I recently encountered an article (which can be found here) in the OPC magazine Ordained Servant, written in 2011 by an OPC ruling elder (Bryan D. Holstrom), arguing that the OPC took a wrong turn in 1966 and that it should not allow members of the OPC to get away with not submitting children for baptism. His argument is pretty straightforward:
With this understanding of the place of baptism in the church as a backdrop, it is easy to see why our Confession and Catechisms assert the doctrine of infant baptism without apology or equivocation. This makes it all the more puzzling why it is that, when the discussion shifts to the importance of baptism within God's economy, and the sanctions which accompany its neglect, the Reformed Christian so often turns tail and runs in the face of Baptist opposition. But isn't that precisely what we do when we accept the position taken at the 1966 GA? If we accept the argument that baptism is less important than circumcision, and thus optional on the basis of private scruples, have we not cast doubt upon our whole case for infant baptism in the first place? Since none of us would seriously suggest that circumcision was merely an optional rite of entry into the Old Testament church, on what basis do we make such a distinction with respect to baptism? Both rites come to us via direct command of God, and the account of God's nearly taking Moses' life in Exodus 4 because of his failure to circumcise his own son should serve as an urgent warning against our neglecting baptism.
Holstrom points out the teaching of the Westminster Confession on this subject and then makes some pointed observations and asks some pointed questions:
It would be superfluous to add much in the way of commentary to the passages listed above, since they largely speak for themselves. Collectively, they speak to the duty of having children baptized, and of baptism as being the only route to membership in the visible church. The language used does not admit of any discretion in the matter under consideration. Infants "are to be baptized." The failure to do so is a "great sin," since it constitutes a violation of the second commandment in the case of both the parents and elders who allow for its neglect. . . .
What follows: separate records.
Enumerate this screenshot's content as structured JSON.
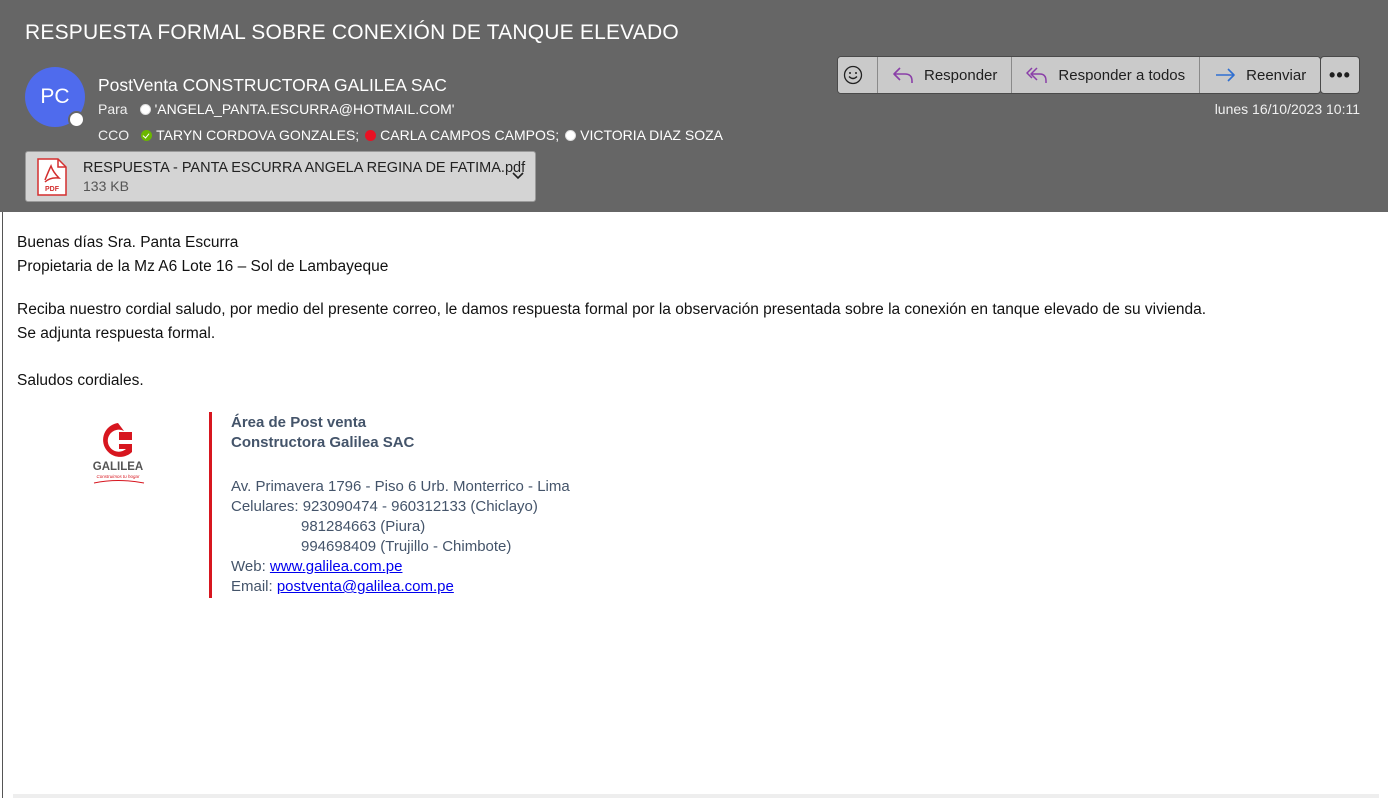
{
  "email": {
    "subject": "RESPUESTA FORMAL SOBRE CONEXIÓN DE TANQUE ELEVADO",
    "avatar_initials": "PC",
    "sender": "PostVenta CONSTRUCTORA GALILEA SAC",
    "to_label": "Para",
    "to": [
      "'ANGELA_PANTA.ESCURRA@HOTMAIL.COM'"
    ],
    "cco_label": "CCO",
    "cco": [
      {
        "name": "TARYN CORDOVA GONZALES;",
        "presence": "online"
      },
      {
        "name": "CARLA CAMPOS CAMPOS;",
        "presence": "busy"
      },
      {
        "name": "VICTORIA DIAZ SOZA",
        "presence": "offline"
      }
    ],
    "date": "lunes 16/10/2023 10:11"
  },
  "toolbar": {
    "emoji_icon": "smiley-icon",
    "reply_label": "Responder",
    "reply_all_label": "Responder a todos",
    "forward_label": "Reenviar",
    "more_label": "•••"
  },
  "attachment": {
    "name": "RESPUESTA - PANTA ESCURRA ANGELA REGINA DE FATIMA.pdf",
    "size": "133 KB",
    "icon_text": "PDF"
  },
  "body": {
    "greeting": "Buenas días Sra. Panta Escurra",
    "line2": "Propietaria de la Mz A6 Lote 16 – Sol de Lambayeque",
    "paragraph1": "Reciba nuestro cordial saludo, por medio del presente correo, le damos respuesta formal por la observación presentada sobre la conexión en tanque elevado de su vivienda.",
    "paragraph2": "Se adjunta respuesta formal.",
    "closing": "Saludos cordiales."
  },
  "signature": {
    "logo_name": "GALILEA",
    "logo_tagline": "Construimos tu hogar",
    "dept": "Área de Post venta",
    "company": "Constructora Galilea SAC",
    "address": "Av. Primavera 1796 - Piso 6 Urb. Monterrico - Lima",
    "phones_label": "Celulares: ",
    "phones_1": "923090474 - 960312133 (Chiclayo)",
    "phones_2": "981284663 (Piura)",
    "phones_3": "994698409 (Trujillo - Chimbote)",
    "web_label": "Web: ",
    "web": "www.galilea.com.pe",
    "email_label": "Email: ",
    "email": "postventa@galilea.com.pe"
  },
  "colors": {
    "header_bg": "#666666",
    "avatar_bg": "#4f6bed",
    "accent_red": "#d7161f",
    "signature_text": "#44546a",
    "link": "#0000ee"
  }
}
At the end of the day, only one conclusion seems plausible in the face of the evidence: we do not take seriously the Confession's statement that the neglect of baptism is a great sin. As a denomination, we have effectively taken an exception to the Confession's teaching at this point. No other explanation of our position makes any sense. The language of the Confession is too explicit and straightforward here to allow for any other possibility.
So that begs the obvious question: What is such language still doing in our doctrinal standards four decades later? Either we embrace and adhere to that section of the WCF or we do not. But we cannot have it both ways. If we are to be consistent, we must either reverse our 1966 decision or formally amend our doctrinal standards to eliminate the offending language. I pray that we choose the former course over the latter, but integrity demands that we do something to resolve the tension. Such inherently inconsistent thinking may be the norm in our modern secular society, but it has no place in the church of Christ. If we are not willing to uphold our confessional standards at this point, we should be honest about it and make our break with tradition official.
The author has pinpointed with regard to the doctrine of baptism a problem that is widespread in many Reformed communities today (and is not limited to the doctrine of baptism)--the problem of latitudinarianism. Latitudinarianism is the idea that the church may dispense with command and discipline when it comes to certain clear teachings of Scripture deemed "less fundamental" than other teachings. But this is surely a mistake, for Christ has commanded his church to teach all nations "to observe all things whatsoever I have commanded you" (Matthew 28:20--emphasis added).
See here for a more complete argument against latitudinarianism.
UPDATE 11/28/14: Great comments by John Anderson (from his book Alexander and Rufus, or A Series of Dialogues on Church Communion in Two Parts, published in 1820, p. 24) which speak well to this issue:
You say, that a christian cannot surrender the least tittle of truth which he believes to be the testimony of his God; or do any act which implies such a surrender. And, is it not as unlawful for a particular church, in her ecclesiastical capacity, to surrender any part of that which she hath received, and which she professes as a truth of God's word? Surely, it is no less unlawful. But a church may be justly said to surrender any such part of her profession, when she does not hold it fast. And, it is evident, that she does not hold it fast, when she admits the avowed opposers of it to her sacramental communion: for, in doing so, she in effect tells them and the world, that she does not account their opposition to that article any moral evil, nor the holding of it any duty. She does not require her members to hold it; and, therefore, she must be considered as dropping or surrendering it. For an article, which a church does not require her members to hold, may, indeed, be the private persuasion of individuals, but is no longer any part of her public profession.
That is exactly what Bryan Holstrom is arguing in the article above.
I might add here what a correspondent of mine told me in the context of baptists and the Free Presbyterian Church of Scotland: "In London, quite a number of baptists who were refused membership re-thought their position and became ardent paedobaptists." Interesting! Perhaps standing up for the truth rather than compromising it out of a false sense of "charity" actually does more good in the long run, in addition to being simply the right thing to do.